Research Shows Bosses Are More Likely To Be Psychopaths | KERA News

Research Shows Bosses Are More Likely To Be Psychopaths

Jan 6, 2015

While psychopaths reportedly make up about 1 percent of the country, they occupy nearly 4 percent of its management positions. These figures are part of a study co-authored by Craig Neumann, a professor of psychology at the University of North Texas. He talks about what this means, and how it could affect the workplace.

Interview Highlights: Craig Neumann ...

... on the meaning of psychopath:

"A psychopath technically is a personality disorder. It involves an individual who displays behavioral characteristics in four major domains: Interpersonal manipulativeness / deceitfulness / grandiosity - the second domain is emotional or effective coldness /callousness - the third domain is behavioral impulsivity / recklessness a thrill seeking sort of behavioral style - the fourth domain is an overt antisociality, and this doesn't necessarily just involve criminality but this  involves individuals who fail to conform to social conventions. So it's an individual who displays high levels of these traits and these four domains chronically over time."

... on how a psychopathic boss can affect a business:

"We know that it creates increased conflict between work and family life - an increase in emotional distress that have to work with such bosses and perhaps most notably it has a strong impact on job satisfaction."

... on why management positions attract psychopaths:

"This is a very interesting question - in fact it may be a bit of a chicken and an egg question.
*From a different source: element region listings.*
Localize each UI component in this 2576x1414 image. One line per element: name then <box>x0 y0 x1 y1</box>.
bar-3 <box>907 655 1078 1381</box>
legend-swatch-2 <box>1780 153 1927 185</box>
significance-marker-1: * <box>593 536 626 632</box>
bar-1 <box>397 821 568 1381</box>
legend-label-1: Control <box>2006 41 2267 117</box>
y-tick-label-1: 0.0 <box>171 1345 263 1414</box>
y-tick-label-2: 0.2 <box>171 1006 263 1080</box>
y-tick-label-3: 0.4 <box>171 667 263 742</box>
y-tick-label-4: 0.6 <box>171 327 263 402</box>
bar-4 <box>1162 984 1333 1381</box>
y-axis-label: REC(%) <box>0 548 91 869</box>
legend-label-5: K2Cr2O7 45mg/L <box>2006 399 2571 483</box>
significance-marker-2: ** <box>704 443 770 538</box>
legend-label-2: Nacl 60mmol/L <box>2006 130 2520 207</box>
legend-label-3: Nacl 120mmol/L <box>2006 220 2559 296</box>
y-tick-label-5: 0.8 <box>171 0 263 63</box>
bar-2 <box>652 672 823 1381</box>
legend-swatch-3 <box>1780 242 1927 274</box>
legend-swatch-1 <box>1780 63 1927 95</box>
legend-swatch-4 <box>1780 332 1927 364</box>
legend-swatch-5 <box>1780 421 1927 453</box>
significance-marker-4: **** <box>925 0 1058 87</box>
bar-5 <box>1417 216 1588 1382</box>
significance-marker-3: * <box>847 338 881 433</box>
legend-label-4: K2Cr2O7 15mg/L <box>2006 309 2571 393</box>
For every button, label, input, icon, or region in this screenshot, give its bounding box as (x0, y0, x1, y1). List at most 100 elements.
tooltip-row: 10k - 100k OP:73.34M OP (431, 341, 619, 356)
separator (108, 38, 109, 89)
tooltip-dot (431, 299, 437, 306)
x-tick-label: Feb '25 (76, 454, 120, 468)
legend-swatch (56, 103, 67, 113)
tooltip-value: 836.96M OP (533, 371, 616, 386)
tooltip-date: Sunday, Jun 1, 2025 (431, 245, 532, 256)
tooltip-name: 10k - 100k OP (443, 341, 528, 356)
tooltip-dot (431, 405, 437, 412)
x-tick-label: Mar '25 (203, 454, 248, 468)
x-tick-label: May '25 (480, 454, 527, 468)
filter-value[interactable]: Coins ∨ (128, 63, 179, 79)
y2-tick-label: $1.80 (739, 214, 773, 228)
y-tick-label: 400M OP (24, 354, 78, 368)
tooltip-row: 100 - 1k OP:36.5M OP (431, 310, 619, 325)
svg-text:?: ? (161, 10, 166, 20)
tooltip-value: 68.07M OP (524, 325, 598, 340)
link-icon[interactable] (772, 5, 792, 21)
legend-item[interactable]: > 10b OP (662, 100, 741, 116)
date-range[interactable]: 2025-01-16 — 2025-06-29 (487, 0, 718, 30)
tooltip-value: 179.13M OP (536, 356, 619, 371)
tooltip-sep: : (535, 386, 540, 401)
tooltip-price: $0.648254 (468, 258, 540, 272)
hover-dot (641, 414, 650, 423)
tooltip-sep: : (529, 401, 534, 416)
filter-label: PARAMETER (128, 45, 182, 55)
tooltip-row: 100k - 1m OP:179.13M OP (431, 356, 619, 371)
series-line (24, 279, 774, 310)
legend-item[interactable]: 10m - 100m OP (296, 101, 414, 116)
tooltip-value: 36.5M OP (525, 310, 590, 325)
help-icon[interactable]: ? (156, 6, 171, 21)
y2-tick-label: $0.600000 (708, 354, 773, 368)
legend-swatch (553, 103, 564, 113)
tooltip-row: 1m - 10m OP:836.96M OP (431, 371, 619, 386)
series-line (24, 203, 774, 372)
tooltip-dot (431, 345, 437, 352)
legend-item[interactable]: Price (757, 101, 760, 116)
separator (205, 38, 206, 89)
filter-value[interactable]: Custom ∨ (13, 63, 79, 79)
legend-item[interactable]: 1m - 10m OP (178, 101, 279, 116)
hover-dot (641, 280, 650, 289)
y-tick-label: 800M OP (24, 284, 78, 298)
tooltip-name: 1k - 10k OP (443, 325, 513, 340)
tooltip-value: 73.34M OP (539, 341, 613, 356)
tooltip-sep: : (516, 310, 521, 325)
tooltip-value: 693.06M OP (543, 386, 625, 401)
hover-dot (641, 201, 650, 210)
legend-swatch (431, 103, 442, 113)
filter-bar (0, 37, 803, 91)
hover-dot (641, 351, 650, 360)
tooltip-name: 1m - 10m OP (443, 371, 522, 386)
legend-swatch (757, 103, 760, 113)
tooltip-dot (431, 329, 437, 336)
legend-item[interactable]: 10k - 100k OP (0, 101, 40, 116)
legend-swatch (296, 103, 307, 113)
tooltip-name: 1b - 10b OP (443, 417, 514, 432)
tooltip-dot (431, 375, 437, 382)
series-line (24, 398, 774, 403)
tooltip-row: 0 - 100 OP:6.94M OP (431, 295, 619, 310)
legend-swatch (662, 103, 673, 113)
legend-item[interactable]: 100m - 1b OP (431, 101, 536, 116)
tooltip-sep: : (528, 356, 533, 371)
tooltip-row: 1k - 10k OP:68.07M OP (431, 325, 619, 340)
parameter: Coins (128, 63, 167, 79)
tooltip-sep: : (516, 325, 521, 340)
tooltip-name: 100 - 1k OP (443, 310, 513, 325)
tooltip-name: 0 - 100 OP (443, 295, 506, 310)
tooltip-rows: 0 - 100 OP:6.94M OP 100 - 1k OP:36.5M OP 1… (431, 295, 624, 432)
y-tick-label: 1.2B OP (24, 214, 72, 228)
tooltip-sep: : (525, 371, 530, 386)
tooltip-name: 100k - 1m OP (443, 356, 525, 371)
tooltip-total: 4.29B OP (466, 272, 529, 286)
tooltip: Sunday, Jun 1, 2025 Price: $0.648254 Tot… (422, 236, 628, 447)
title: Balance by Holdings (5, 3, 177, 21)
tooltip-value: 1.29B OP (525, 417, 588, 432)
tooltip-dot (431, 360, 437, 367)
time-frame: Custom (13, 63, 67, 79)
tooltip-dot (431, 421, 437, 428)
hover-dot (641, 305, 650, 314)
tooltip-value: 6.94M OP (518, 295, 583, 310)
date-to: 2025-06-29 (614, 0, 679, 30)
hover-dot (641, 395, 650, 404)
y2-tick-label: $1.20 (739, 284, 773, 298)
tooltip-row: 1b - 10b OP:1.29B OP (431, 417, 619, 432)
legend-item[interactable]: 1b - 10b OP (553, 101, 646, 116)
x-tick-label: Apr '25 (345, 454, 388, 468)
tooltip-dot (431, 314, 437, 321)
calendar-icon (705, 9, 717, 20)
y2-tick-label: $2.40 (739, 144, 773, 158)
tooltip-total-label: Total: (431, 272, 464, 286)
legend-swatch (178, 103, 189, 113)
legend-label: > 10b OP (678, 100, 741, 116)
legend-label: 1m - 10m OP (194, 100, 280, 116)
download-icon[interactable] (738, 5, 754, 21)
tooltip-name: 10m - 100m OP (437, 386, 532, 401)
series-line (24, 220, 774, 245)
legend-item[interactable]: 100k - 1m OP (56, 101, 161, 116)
In business settings it's often a case that to be a good salesman one presents a fairly slick package. Now I'm not saying that sales individuals are liars by any means - but they present an image of the product that is in the best terms and so psychopaths tend to lie to manipulate and deceive and so maybe the case that certain interpersonal characteristics: manipulativeness, deceitfulness, and emotional characteristics like callousness are actually helpful in some senses in the business environment when conducting a deal from the extreme of a hostile takeover to perhaps more mundane elements of trying to make a sale in the local community."

... on what to do if your boss is a psychopath:

"Well the first and foremost piece of advice is to document. It's very important to document any sorts of e-mail interactions, any sort of in-the-hall conversation - write down in a note, date it - if you can have witnesses. In the more extreme case the individual - it might be best for them to seek a job in some other part of the organization or consider leaving and going to a new organization.  It can be the case that if say an employee went to human resources and they spoke about what's going on between them and their psychopathic boss that the human resource individual when they go to meet with the boss they find that "oh this is a nice guy, how could this person ever do anything of the nature that the employee is accusing them" so it's very important to document and very important to consider one's well-being and whether it's worth staying with such an organization."

Aftermath is a non-profit organization that provides resources and support for victims of psychopathy.